Sigmund Freud descriveva l’arte di Sarah Bernhardt come impressionante per la partecipazione di ogni arto e di ogni giuntura alla sua espressione, in una sinuosità tortuosa, capace di passare con naturalezza da donna serpente a femmina efebica, enigmatica, interiormente decadente, un’anima divisa tra dolcezze e vertigini, una figura tra spirali e fregi degni di Klimt. 

La donna perfetta per aderire alle sembianze di Adrienne Lecouvreur, così che appare morbidamente e languidamente delineata dalla penna di Eugène Scribe nella sua tragedia “biografica”. 

Elena Mosuc invece pare essere l’interprete ideale per dare cuore e ed emozioni alla musica «profumata» di Francesco Cilea. Il celebre soprano, al debutto nel ruolo, sorprese per la perfetta aderenza sia alla scrittura vocale (sfoggiando i suoi miracolosi filati, ma anche un registro centrale e grave naturalmente corposo) che al dettato espressivo del personaggio. Si sa che il punto in cui tutti aspettano la protagonista è il famigerato monologo di Fedra e in generale i passaggi “parlati”, e la Mosuc li domina con senso vivo del teatro, vestendoli del suo fascinoso divismo. Il punto più commovente lo raggiunge nel finale, quando crea un livello di tensione tale che il pubblico non riesce per immobilizzazione emotiva a reagire subito. Complice lo spettacolo di Arnaud Bernard (forse impensabile senza il contributo della Mosuc), il quale proprio nella scena della morte della protagonista raggiunge il suo acme emotivo. Solo il corpo di Adriana si spegne secondo Bernard, il suo spirito raggiunge il finto proscenio (lo spettacolo è interamente costruito come se si fosse dietro le quinte di un teatro) e si inchina al suo pubblico, avvolto dalle accecanti luci della ribalta.

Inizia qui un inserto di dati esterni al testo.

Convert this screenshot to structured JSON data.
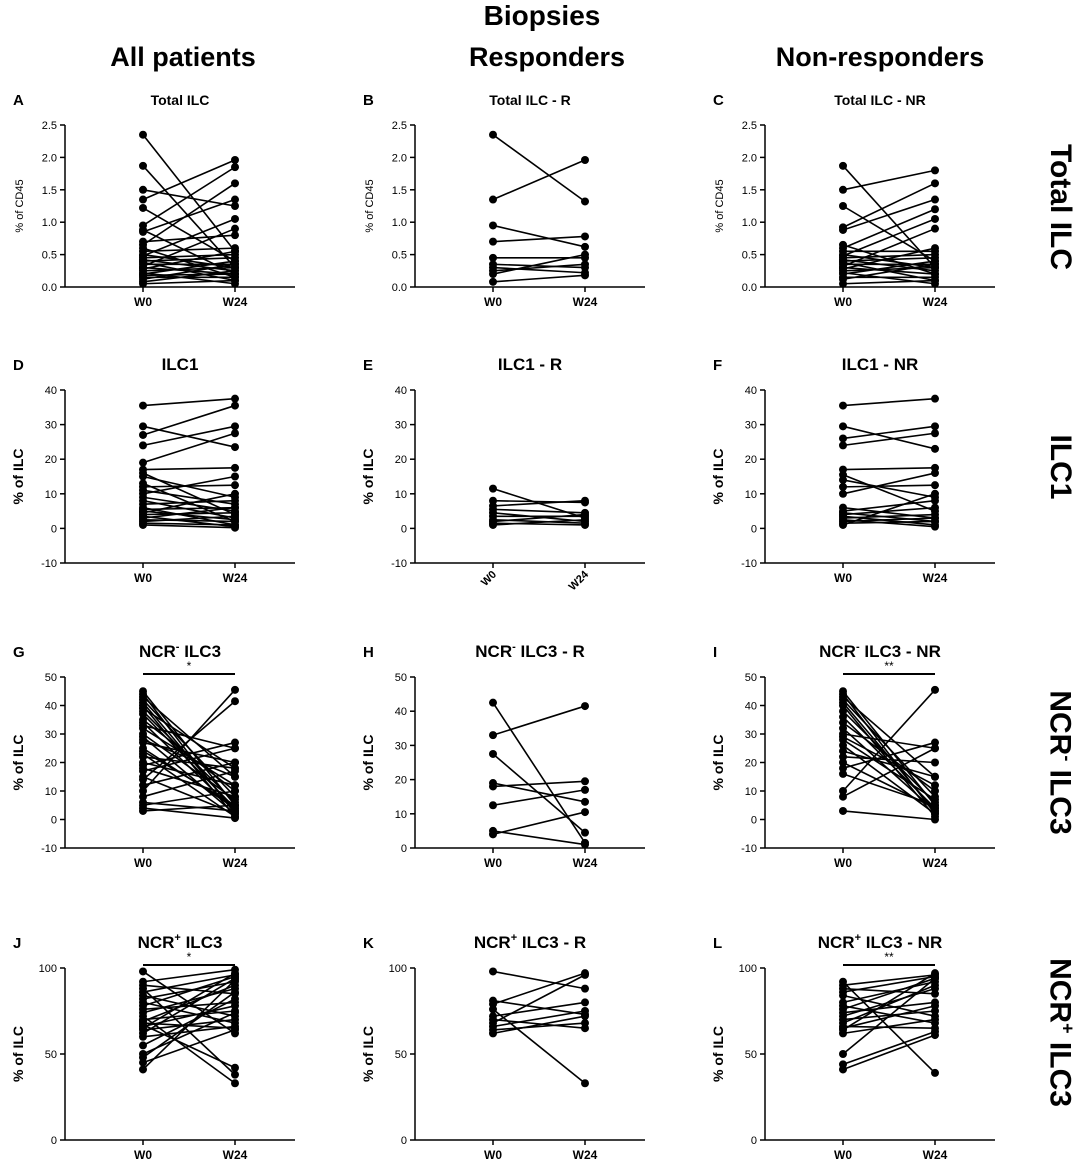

Le referenze visive che Bernard dona durante tutto lo spettacolo sono raffinate, estetiche e sempre ben realizzate. Il regista francese è uomo di teatro e di cultura e sa restituire perfettamente tutte le atmosfere della vicenda con profonda conoscenza della partitura e delle sue più innate vibrazioni. Come sempre preziosissimi i costumi di Carla Ricotti e indovinate le coreografie di Gianni Santucci, con evidenti rimandi al mondo della danza del primo Novecento e a figure come quella di Loie Fuller.

©ORW-Liège-J.Berger

La stessa sensibilità non si riscontra purtroppo nella direzione del Mº Christopher Franklin, il quale spinge a qualche sonorità eccessiva l’orchestra, con il risultato di qualche occasionale squilibrio con il palcoscenico. 

Accanto alla Mosuc una compagnia valorosa. Luciano Ganci è un Maurizio dotato di esuberanza e spontanea solarità, riuscendo a gestire con capacità sia il lirismo che la vena eroica del personaggio. 

Il Michonnet di Mario Cassi ha dalla sua la schiettezza vocale del baritono toscano, mentre la Principessa di Bouillon di Annamaria Chiuri si giova del suo importante mezzo vocale e della sua innata verve e veemenza espressiva. 

Bene gli altri Mattia Denti (Principe di Bouillon), Pierre Derhet (Abate di Chazeuil), Luca Dall’Amico (Quinault), Alexander Marev (Poisson), Hanne Roos (Madamigella Jouvenot), Lotte Verstaen (Madamigella Dangeville) e Benoît Delvaux (Maggiordomo).

Al termine un calorosissimo successo per tutti.